A wonderful bloggy friend, Brandy Jean, sent me a package with meditation CD's specifically designed for the IVF process. There are meditations for retrieval, and others for transfer. I can't tell you how much it meant to me that someone who doesn't know me beyond my words on this page, took the time to do something to help ease me through this process. Brandy, herself, is awaiting news as to whether her transfer worked. Please head over and send her some love.
Has anyone out there tried accupuncture? I am in the process now of trying to find a licensed practitioner who deals specifically with fertility and IVF. I figure that in the next month, I am gonna become a human pin cushion anyway, so what's a few more needles, right?
I am going to preface the rest of this post by saying that I know that being open about my grief journey, in a public forum like this, means that some readers are bound to pass judgement on me, and that is fine. They aren't me, they didn't lose my child in the same way I did.

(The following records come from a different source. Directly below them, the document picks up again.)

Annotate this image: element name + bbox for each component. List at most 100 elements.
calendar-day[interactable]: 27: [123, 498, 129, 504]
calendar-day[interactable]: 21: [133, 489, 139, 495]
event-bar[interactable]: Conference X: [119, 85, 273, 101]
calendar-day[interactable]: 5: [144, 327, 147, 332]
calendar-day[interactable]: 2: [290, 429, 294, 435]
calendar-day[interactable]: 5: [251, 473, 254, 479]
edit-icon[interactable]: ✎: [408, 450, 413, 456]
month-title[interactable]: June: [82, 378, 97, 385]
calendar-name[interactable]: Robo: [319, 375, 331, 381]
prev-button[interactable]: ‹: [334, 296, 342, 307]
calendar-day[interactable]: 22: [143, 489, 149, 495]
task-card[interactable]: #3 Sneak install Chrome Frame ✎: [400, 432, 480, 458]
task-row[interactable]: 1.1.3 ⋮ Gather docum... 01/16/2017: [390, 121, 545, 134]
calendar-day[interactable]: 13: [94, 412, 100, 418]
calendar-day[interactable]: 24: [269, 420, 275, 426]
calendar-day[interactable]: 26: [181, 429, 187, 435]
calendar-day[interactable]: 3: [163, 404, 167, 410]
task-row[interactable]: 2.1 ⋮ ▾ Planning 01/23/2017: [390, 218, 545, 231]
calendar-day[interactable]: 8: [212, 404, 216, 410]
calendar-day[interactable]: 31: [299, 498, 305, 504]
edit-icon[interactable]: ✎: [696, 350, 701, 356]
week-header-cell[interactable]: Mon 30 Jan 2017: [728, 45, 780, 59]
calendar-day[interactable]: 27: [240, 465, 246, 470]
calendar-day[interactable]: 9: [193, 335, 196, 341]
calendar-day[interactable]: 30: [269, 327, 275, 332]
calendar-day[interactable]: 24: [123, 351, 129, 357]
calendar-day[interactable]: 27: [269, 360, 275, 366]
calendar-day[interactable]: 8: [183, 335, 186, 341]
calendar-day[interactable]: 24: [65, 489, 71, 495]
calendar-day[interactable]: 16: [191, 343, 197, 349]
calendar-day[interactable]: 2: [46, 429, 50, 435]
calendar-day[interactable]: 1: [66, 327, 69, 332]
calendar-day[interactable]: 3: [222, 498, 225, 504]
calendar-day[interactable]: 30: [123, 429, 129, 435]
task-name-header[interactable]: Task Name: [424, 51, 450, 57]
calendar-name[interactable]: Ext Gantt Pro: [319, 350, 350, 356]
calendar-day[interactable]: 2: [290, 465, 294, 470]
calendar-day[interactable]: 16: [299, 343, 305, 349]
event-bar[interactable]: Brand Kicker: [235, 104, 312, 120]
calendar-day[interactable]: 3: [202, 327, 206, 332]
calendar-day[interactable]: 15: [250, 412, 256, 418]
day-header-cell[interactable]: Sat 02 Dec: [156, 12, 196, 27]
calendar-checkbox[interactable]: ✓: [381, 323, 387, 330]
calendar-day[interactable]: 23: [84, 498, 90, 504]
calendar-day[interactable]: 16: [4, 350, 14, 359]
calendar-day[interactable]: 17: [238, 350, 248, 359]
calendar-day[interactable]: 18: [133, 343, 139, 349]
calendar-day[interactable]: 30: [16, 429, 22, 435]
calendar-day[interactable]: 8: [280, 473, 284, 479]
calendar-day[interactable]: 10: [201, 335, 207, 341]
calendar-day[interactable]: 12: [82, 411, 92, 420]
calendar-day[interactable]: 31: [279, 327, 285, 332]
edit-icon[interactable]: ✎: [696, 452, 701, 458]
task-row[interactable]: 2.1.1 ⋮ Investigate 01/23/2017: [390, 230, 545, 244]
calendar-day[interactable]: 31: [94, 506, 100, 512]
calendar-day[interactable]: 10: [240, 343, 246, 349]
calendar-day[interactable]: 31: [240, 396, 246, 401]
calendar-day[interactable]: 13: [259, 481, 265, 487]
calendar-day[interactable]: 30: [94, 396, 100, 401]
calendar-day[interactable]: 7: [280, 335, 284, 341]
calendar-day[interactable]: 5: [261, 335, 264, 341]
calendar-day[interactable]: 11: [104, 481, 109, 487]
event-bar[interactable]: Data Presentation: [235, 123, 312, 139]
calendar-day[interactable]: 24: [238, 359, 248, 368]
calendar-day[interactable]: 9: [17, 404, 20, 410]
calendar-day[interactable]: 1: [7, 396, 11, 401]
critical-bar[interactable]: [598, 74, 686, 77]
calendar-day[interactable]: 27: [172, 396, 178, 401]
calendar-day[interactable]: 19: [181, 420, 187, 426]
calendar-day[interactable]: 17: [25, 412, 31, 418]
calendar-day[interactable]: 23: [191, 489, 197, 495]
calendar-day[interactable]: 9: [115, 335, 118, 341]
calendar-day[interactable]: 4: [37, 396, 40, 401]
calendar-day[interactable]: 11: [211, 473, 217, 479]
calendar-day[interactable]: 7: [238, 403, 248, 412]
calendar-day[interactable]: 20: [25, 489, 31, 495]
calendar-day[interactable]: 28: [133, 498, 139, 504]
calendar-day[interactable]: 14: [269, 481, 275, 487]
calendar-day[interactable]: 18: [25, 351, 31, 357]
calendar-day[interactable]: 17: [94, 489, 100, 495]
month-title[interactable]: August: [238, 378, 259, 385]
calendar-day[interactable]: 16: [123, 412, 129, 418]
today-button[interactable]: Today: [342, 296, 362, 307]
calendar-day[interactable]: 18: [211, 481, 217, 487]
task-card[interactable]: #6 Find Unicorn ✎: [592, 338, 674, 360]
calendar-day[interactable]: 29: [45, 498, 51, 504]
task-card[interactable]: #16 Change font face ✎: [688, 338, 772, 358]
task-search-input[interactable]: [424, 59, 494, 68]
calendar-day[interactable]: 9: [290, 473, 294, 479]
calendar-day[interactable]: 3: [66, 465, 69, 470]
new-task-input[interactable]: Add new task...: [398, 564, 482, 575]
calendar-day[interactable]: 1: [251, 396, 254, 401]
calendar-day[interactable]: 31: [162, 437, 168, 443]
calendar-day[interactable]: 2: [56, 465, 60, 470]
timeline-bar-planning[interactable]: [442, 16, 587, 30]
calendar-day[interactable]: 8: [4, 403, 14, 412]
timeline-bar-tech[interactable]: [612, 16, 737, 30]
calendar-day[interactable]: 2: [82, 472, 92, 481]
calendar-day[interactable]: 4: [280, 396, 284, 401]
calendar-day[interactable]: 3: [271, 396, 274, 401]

I also know that the vast majority of people who come here are the opposite. They are facing their own infertility, grief, or life struggle, and that is what brings them to this page. Because of this, whenever I come across something helpful to me in my journey, I like to share it here.
Below are some guideposts that I use when those moments/ flashbacks/ memories/ images that come seemingly out of nowhere to take my breath away, come calling.
These four guideposts were provided to me some months ago. Of course it goes without saying that I am by no means a therapist, but when I find something useful, I like to share it. I don't know the origins, or creator of these guideposts, and for that I apologize. Mine were jotted down on some note paper, and when I tried to do a google search on them, I came up empty.
The four guideposts are Focus, Grounding, Energy Conservation, and Direction, and they are useful to meditate on when you are really struggling.
Focus: One thing at a time. What is the most important thing for you to focus your attention on right now?
Grounding: Find a way to center or stabilize yourself, so that the waves of emotions can't drag you away into their undercurrent. (For me, this is writing or meditation.)
Energy Conservation: When you are really struggling, your energy reserves are limited. Ask yourself, "Is this the best use of my energy right now?"
Direction: Are your actions taking you in the direction you truly want to go? If not, remember that you can make different choices to change your direction at any time.
These guideposts bring me back to my favorite quote, one that I have turned to for comfort time and time again over the past 17 months. It is by English Novelist George Eliot (who, just as a fun little factoid, was actually a woman named Mary Anne Evans. She wrote under a man's name so as to be taken seriously.)
"It's never too late to be what you might have been."
On the days (like yesterday) where everything feels so impossible, I bring myself back to this quote, nod my head, and say "maybe so."